Надели шубы. Тома – новую, недавно специально для нее купленную. Таня – старую, надставленную полоской другой цигейки. Тома сунула ноги в валенки с калошами. Таня зашнуровала высокие ботинки с кучерявой опушкой. Гордые красные ботиночки, сшитые на заказ в закрытом ателье. Ни у кого таких не было. Павел Алексеевич был недоволен, когда увидел эту обновку, – нехорошо выделяться. Но в тот день все мелочи имели значение, даже и эти тщеславные ботиночки...
Через пять минут они спустились вниз, спрятали за батареей два школьных портфеля, предварительно переложив бутерброды в карманы шуб, и пошли к Новослободскому метро. Но доехали только до Белорусской. Пересадка в Центр была закрыта, а, когда вышли, обнаружили, что улица Горького перегорожена. Они увидели огромное множество красно-черных флагов, и хозяйственная Тома удивилась, когда же столько успели нашить. Потом они вернулись пешком на Новослободскую и вышли по Каляевской на улицу Чехова.
По мере приближения к Пушкинской площади народу все прибывало, и хотя транспортного движения не было и люди шли прямо по проезжей части, возле Пушкинской все застопорилось, проход на улицу Горького был перекрыт грузовиками и цепью военных. Тома, гораздо лучше знавшая город, потянула Таню куда-то влево, и они оказались на Пушкинской улице, в тесной толпе молчаливых людей.

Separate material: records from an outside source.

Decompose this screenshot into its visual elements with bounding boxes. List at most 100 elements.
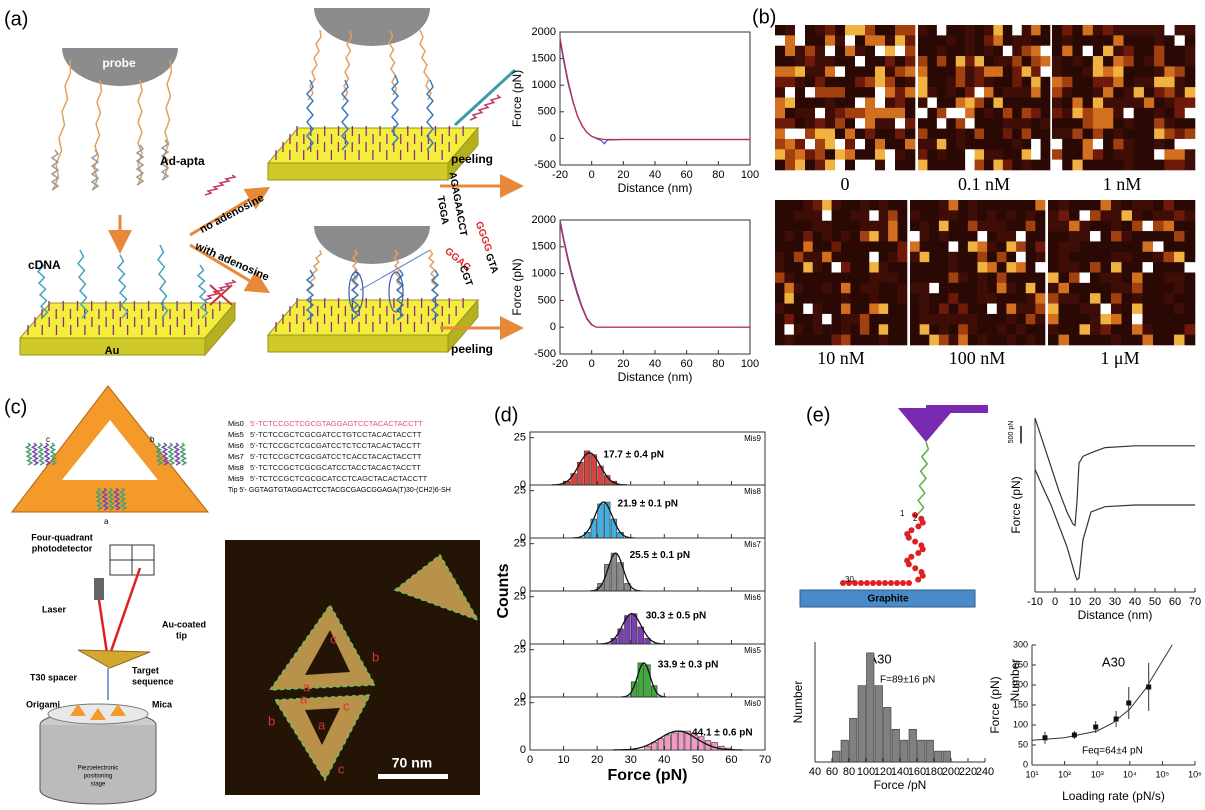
shape (958, 272, 969, 284)
shape (1163, 303, 1175, 315)
y-axis-label: Counts (495, 563, 512, 618)
shape (391, 74, 399, 146)
shape (784, 231, 795, 242)
shape (938, 200, 949, 211)
shape (815, 87, 826, 98)
shape (918, 45, 928, 57)
x-axis-label: Distance (nm) (1078, 608, 1153, 622)
histogram-bar (883, 707, 892, 763)
shape (897, 220, 908, 232)
x-tick-label: 60 (1169, 596, 1181, 608)
shape (1082, 149, 1094, 160)
shape (865, 107, 876, 119)
shape (831, 231, 842, 242)
panel-name: Mis8 (744, 487, 761, 496)
setup-label: photodetector (32, 543, 93, 553)
shape (845, 128, 856, 140)
shape (1123, 138, 1135, 150)
shape (1040, 25, 1051, 36)
shape (1048, 282, 1059, 294)
shape (1006, 210, 1017, 222)
shape (822, 334, 832, 346)
shape (785, 159, 796, 171)
shape (919, 546, 926, 553)
shape (845, 25, 856, 36)
shape (92, 79, 103, 191)
shape (1052, 66, 1063, 78)
shape (1006, 282, 1017, 294)
shape (1100, 313, 1112, 325)
shape (831, 200, 842, 211)
shape (1052, 128, 1063, 140)
shape (785, 138, 796, 150)
shape (885, 138, 896, 150)
shape (1163, 334, 1175, 346)
shape (927, 159, 938, 171)
shape (1163, 251, 1175, 263)
shape (1164, 56, 1175, 67)
shape (1012, 25, 1023, 36)
shape (958, 220, 969, 232)
shape (1025, 231, 1036, 242)
shape (895, 128, 906, 140)
shape (882, 580, 888, 586)
shape (850, 241, 861, 253)
shape (1154, 118, 1165, 129)
shape (996, 334, 1007, 346)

В городе, привыкшем к очередям, такой большой очереди никто никогда еще не видывал. Пока что она сохраняла и очертания, и характер очереди: шевелилась, слегка продвигалась вперед, покачивалась, переругивалась, воняла и выполняла, казалось, свое назначение – по порядку, по справедливости предоставить каждому по равному кусочку желаемого, в данном случае, некоторую долю зрелища, о котором каждый из участников до конца своей жизни будет рассказывать... Но была одна особенность у этой очереди, которая делала ее единственной и неповторимой во всей советской жизни: люди пришли сюда по своей воле, а не по бытовой необходимости – вырвать пайку хлеба, кусок мыла, литр керосину или пуд пшена... Они стояли в очереди с ночи, чтобы отдать гражданский долг, поклониться, восскорбеть соборно, высказать свое горе... и еще что-то стихийное, глубоко-животное, как предчувствие землетрясения или запах дальнего лесного пожара, выгнало их из домов и собрало в тесное единое стадо. Кто не мог, как маленькая Таня, найти в глубине души этого неодолимого зова, тот оставался дома... Но Таню все-таки привела простодушная Тома, человечек дворовый, коммунальный, в большей мере подвластный стадному закону.